The Risks of Mezzanine Financing

The Risks of Mezzanine Financing

Mezzanine financing is a unique type of subordinate lending used by businesses to extend the limits of their loans. A business owner who needs more cash than a lender may provide can seek out mezzanine loans. These loans are provided by private equity groups, hedge funds, mutual funds and other private investors. This mezzanine capital is not a loan, but the business provides equity or profit-sharing opportunities to a lender. While mezzanine borrowing can increase the amount of capital a business can secure, it also presents unique risks. 
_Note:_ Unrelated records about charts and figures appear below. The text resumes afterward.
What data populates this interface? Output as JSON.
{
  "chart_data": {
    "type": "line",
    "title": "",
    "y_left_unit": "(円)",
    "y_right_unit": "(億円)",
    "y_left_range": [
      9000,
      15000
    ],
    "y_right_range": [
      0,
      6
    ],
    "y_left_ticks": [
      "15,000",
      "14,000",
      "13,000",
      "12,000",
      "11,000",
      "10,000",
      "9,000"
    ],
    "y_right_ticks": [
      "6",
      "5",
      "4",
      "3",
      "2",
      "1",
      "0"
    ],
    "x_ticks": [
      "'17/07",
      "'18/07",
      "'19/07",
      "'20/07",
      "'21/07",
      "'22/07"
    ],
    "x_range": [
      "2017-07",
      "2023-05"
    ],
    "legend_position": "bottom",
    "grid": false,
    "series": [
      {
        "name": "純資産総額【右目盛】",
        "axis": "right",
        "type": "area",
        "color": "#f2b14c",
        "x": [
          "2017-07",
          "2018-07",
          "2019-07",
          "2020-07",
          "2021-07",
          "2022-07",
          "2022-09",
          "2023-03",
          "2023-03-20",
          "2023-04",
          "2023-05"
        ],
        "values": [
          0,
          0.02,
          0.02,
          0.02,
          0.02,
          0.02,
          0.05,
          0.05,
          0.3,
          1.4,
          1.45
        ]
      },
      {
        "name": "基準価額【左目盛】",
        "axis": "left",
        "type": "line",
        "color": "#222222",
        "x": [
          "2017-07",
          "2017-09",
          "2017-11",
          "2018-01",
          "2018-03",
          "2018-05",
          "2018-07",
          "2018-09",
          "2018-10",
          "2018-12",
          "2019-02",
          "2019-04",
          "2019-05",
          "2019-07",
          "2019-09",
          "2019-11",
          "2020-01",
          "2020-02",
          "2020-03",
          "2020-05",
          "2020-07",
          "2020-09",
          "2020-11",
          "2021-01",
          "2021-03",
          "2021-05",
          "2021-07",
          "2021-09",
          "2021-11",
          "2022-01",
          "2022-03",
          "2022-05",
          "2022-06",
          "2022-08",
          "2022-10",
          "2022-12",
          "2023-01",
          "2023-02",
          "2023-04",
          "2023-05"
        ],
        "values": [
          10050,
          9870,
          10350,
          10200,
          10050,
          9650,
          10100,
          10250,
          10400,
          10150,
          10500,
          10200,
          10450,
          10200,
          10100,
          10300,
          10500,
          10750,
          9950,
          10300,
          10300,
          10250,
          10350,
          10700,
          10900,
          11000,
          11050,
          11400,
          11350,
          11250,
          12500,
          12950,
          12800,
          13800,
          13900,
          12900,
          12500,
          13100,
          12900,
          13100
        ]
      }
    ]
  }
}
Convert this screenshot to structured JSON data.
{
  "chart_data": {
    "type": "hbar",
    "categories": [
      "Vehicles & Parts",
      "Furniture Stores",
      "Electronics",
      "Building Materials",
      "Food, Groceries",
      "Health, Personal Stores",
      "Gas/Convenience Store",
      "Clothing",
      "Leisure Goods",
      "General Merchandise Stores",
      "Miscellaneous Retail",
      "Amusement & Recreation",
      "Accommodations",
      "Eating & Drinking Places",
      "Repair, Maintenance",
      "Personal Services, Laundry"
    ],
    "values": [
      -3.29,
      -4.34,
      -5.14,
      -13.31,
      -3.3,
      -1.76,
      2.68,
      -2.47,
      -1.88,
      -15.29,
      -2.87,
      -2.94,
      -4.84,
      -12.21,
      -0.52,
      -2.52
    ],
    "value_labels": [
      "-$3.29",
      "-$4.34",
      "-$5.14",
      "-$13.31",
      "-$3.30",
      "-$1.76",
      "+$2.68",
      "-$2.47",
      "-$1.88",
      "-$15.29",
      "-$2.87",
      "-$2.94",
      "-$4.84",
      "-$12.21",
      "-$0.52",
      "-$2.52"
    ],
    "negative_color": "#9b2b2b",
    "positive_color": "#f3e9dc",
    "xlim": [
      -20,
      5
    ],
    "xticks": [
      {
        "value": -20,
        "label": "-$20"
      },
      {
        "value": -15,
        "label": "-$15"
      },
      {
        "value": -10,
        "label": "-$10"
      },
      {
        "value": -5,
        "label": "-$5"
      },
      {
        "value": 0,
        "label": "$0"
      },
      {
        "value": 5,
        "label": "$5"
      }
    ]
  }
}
More Expensive than Secured Loans

Any time you opt for unsecured financing over secured financing, you will see much more expense associated with the loan. Mezzanine loans are also subordinate loans. This means they will take a back seat to your senior loans in case of bankruptcy. Mezzanine lenders are assuming the vast majority of the risk associated with your loan as a result of these factors. Whenever a lender assumes more risk, you will have to pay more for the loan. With this type of financing, the expense is paid through the large amount of equity or profit you give to the lender instead of a high interest rate.

Share of Profit

Sharing your profit is one way to secure a good loan, but this means you will have to continue to hand over a portion of your own paycheck. When you structure your financing this way, the more you make, the more you owe. This is common with all companies that share profit, whether through mezzanine loans or through stock options for investors. However, it means that you will not know the exact expense of your loan at the time you agree to the contract. Your loan may be more expensive one month than it is another month, making it difficult to factor in the true total cost of the loan.

Share of Equity

Sharing equity presents many of the same risks as sharing profit. However, sharing equity is riskier in the long-run than profit sharing because it can affect your earnings should you offer public shares of your company. One of the greatest advantages to owning or starting a business is the potential to sell the business in the future. Business owners usually have the goal of cashing out down the line, securing a retirement. When you use mezzanine financing, a portion of any profit from a sale will go to the original financier. 

Share of Responsibility

Sharing the responsibility of making decisions for your business can be both a risk and a reward for business owners. Some will appreciate having the support and advice of a new board member or a partner. Others will want more of a silent partner; they will seek financing without offering any ability to direct the company's decisions to the financier. In most cases, you will have to answer to your investors with mezzanine loans. If you like to make your own decisions without answering to anyone at all, this can be a huge risk to the way you do business.